In the biggest act of pensions tax simplification in many years, the Chancellor has today announced that the Lifetime Allowance will be abolished from April 2024 (with the Lifetime Allowance tax charge being removed from April 2023). He also announced an increase in the Annual Allowance from April 2023.
While the abolition of the lifetime allowance should make life easier for employers to retain experienced, highly skilled workers, particularly in the NHS, it creates uncertainty and complexity for many schemes and employers in the short term. Critically, pension providers and trustees also need to ensure that individuals who are preparing to access their benefits imminently are aware of this news, so that they do not face an unnecessary tax charge.
Changes to pensions taxation (and other pensions-related initiatives) were at the heart of today’s Budget, which is designed to promote economic growth. One of the key challenges the UK economy has faced since the pandemic is the high levels of economic inactivity, with 7 million people of working age (excluding students) not currently working, and a large number of vacancies, with around 1 million jobs currently unfilled.
In response to this, the Chancellor announced several measures which are designed to encourage more people into work and to promote retention, including the plan to abolish the Lifetime Allowance from April 2024. This is seen as necessary to remove a barrier to some experienced, highly skilled workers, particularly in the NHS, remaining in work.
The Chancellor also announced plans to increase the Annual Allowance from 6 April 2023.
The key details on these changes set out in the Budget and a related HMRC policy paper are that:
- The Lifetime Allowance charge will be removed from April 2023 before the Allowance is abolished entirely from April 2024.
- The maximum Pension Commencement Lump Sum for those without protections will be retained at 25% of the current LTA (£268,275) and will be frozen thereafter.
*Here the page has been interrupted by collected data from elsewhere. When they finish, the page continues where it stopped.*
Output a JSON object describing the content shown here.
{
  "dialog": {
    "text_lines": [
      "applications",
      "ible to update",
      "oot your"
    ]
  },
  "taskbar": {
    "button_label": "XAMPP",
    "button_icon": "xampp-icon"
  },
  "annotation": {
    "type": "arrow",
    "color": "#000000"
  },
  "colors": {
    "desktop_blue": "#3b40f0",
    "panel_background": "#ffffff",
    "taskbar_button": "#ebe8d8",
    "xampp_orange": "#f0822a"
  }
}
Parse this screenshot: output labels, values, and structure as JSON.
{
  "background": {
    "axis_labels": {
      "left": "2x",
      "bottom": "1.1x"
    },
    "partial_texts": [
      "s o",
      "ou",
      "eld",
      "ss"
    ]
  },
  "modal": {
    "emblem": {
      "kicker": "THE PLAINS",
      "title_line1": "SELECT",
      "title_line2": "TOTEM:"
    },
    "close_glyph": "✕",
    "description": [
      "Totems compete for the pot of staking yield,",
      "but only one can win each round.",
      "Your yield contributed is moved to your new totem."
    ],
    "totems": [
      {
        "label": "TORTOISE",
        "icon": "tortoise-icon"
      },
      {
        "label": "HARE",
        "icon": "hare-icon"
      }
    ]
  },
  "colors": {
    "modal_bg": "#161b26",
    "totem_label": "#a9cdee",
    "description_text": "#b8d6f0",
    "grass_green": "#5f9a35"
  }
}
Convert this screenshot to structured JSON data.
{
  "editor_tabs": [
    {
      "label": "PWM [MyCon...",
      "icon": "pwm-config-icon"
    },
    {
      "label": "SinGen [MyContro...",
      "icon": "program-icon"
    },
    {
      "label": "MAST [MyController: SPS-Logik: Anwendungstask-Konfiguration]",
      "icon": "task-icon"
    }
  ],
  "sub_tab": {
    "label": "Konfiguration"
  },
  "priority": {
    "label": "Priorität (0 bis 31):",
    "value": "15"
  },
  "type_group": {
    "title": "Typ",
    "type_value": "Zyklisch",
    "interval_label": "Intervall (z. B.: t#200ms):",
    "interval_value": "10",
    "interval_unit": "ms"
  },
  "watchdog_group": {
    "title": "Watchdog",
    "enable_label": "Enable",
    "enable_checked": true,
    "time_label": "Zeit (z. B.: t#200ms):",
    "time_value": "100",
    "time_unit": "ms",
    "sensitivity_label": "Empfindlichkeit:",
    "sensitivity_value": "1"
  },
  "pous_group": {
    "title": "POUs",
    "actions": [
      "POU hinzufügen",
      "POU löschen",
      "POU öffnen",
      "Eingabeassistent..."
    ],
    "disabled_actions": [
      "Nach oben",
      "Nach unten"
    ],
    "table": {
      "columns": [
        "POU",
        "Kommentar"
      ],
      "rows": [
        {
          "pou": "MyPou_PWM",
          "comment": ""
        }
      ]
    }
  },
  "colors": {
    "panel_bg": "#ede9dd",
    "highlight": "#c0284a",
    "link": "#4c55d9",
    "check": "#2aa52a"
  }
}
- The taxation of the LTA excess lump sum, serious ill-health lump sum (SIHLS), defined benefits lump sum death benefit (DBLSDB), and uncrystallised funds lump sum death benefit (UFLSDB) will change such that where they are currently subject to a 55% tax charge above the LTA, they will instead be taxed at an individual’s marginal rate.
- Legislation will be introduced in a future Finance Bill to remove the LTA from pensions tax legislation.
- The Annual Allowance will increase from £40,000 to £60,000 from 6 April 2023. Individuals will continue to be able to carry forward unused Annual Allowances from the 3 previous tax years.
- The Money Purchase Annual Allowance (MPAA) and the minimum Tapered Annual Allowance (TAA) will both be increased to £10,000 from 6 April 2023.
- The adjusted income threshold for the Tapered Annual Allowance will also be increased from £240,000 to £260,000 from 6 April 2023.
- To increase retention in the public sector, open and closed public service pension schemes for a given workforce will be considered linked for the purposes of calculating Annual Allowance charges, allowing members to offset any negative real growth for Annual Allowance purposes in legacy public service pension schemes against the Annual Allowance.
The abolition of the lifetime allowance may have significant implications for some pension schemes and employers. For example:
- trustees will need to review their scheme’s rules and consider how this will impact their scheme, particularly where benefit accrual is limited by reference to the Lifetime Allowance; and
- employers will need to review any arrangements they have put in place to mitigate the effect of the Lifetime Allowance (such as top-up arrangements or cash in lieu of pensions for individuals whose benefits exceed the Lifetime Allowance).
In the short-term, trustees and pension providers also need to ensure any individuals who have exceeded the lifetime allowance and who are preparing to access their pension benefits imminently are aware that they may be better waiting until after 6 April 2023.
Employers will also need to consider how the increase in the Annual Allowance, the MPAA and the TAA impact any arrangements they have in place to mitigate the effects of these allowances on their staff.
As well as announcing the headline changes to the lifetime and annual allowance, the Chancellor also announced the following further pensions-related measures:
- the Government plans to expand and improve the midlife MOT to support individuals with planning for later life across Great Britain;
- the Chancellor is looking at further steps that can be taken to unlock productive investment from DC schemes and will report back in the Autumn statement. In particular, the Government considers it to be “critical to unlock defined contribution (DC) pension fund investment into the UK’s innovative firms”; and
- The Government is challenging the LGPS in England and Wales to move further and faster on consolidating assets – a forthcoming consultation will propose LGPS funds transfer all listed assets into their pools by March 2025, and set direction for the future. This may include moving towards a smaller number of pools in excess of £50 billion to optimise benefits of scale. The Government will also consult on requiring LGPS funds to consider investment opportunities in illiquid assets such as venture and growth capital, thereby seeking to unlock some of the £364 billion of LGPS assets into long-term productive assets.